Having had experience of setting up an NHS specialist service before in North Derbyshire and also an oral surgery service in South Derbyshire, I felt I was in a reasonable position to put together some sort of proposal to discuss.
I had the opportunity to put a 7,000 square foot building right beside my 7,000 square foot building and to have shared parking of 62 car parking spaces (or potentially more) and to provide NHS core service dentistry, oral surgery, orthodontics, endodontics and periodontics if required but also tie in with community service, educating children in local schools, educating the workforce including dental nurses, therapists, technicians and dentists and tying it all up with data collection to show how effective it was.
The sad part of that was that there was absolutely no political means in order to achieve it.
All that was available was tendered contracts, some of them at zero value and it’s quite tricky to build a 3 million pound building and staff it on a promise of nothing unless somebody walks through the door.
I still believe though it’s the best model and the best option.
It relies on building relationships with honest and ethical providers (so that might well rule out many of the corporate organisations) but you could build a template McDonalds style and you could start to drop them into areas of high need.

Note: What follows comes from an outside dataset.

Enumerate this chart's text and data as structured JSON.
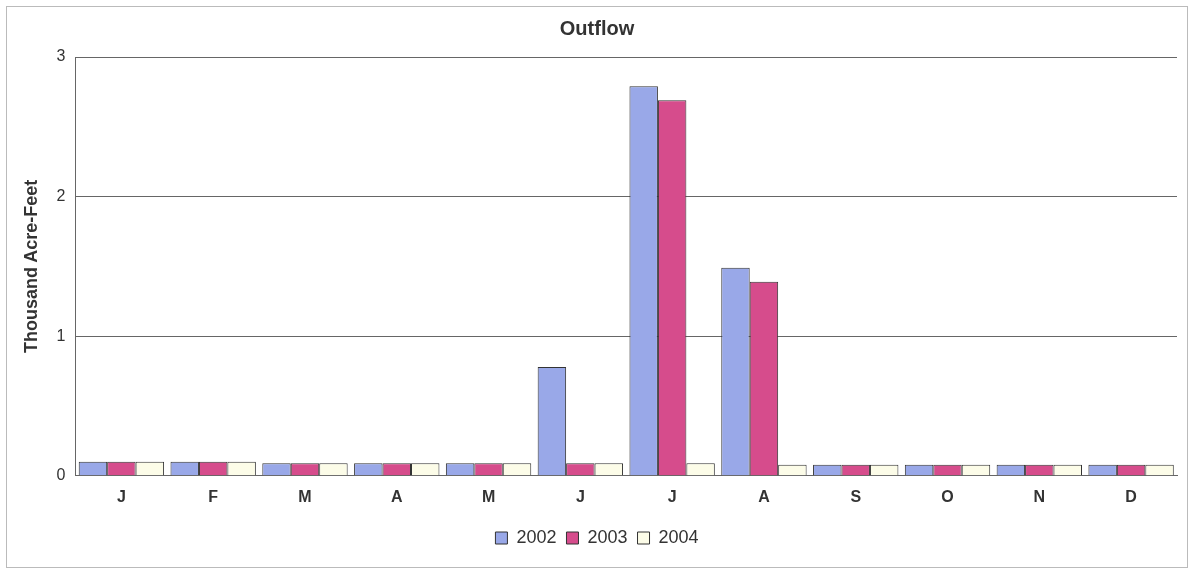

It is revolutionary and undoubtedly almost impossible due to the barriers of red tape and empire building that exist but ‘beacon centers’ where NHS patients can access their care in facilities of high quality with motivated, educated teams would provide, in my opinion, the best value for money.
It would allow us to train DFT’s and dental nurses and technicians and therapists and hygienists and the economy of scale would make it the most effective way to provide dentistry.
Each building would cost something ranging from 3-3.5 million to put in the ground including the dental equipment depending upon the services that wanted to be provided. It might cost the same again to run it on a yearly basis and so I’d need to do some math’s on how that split around the population that needed to access it against how many centers would be required.
It might be possible to repurpose existing places to keep the costs lower but the strategy to appoint and develop changes within these centers would be able to be written and nailed down.
This is not a new idea. We explored and tried to develop the idea in the late 2000’s and we were almost there with South Derbyshire Health Authority before the world fell out of the financial markets.
Fashion comes round again and so will this. There is definitely an opportunity here for someone to do an extraordinary amount of good within dental healthcare in the UK.
Grab it if you can, it would make a huge difference.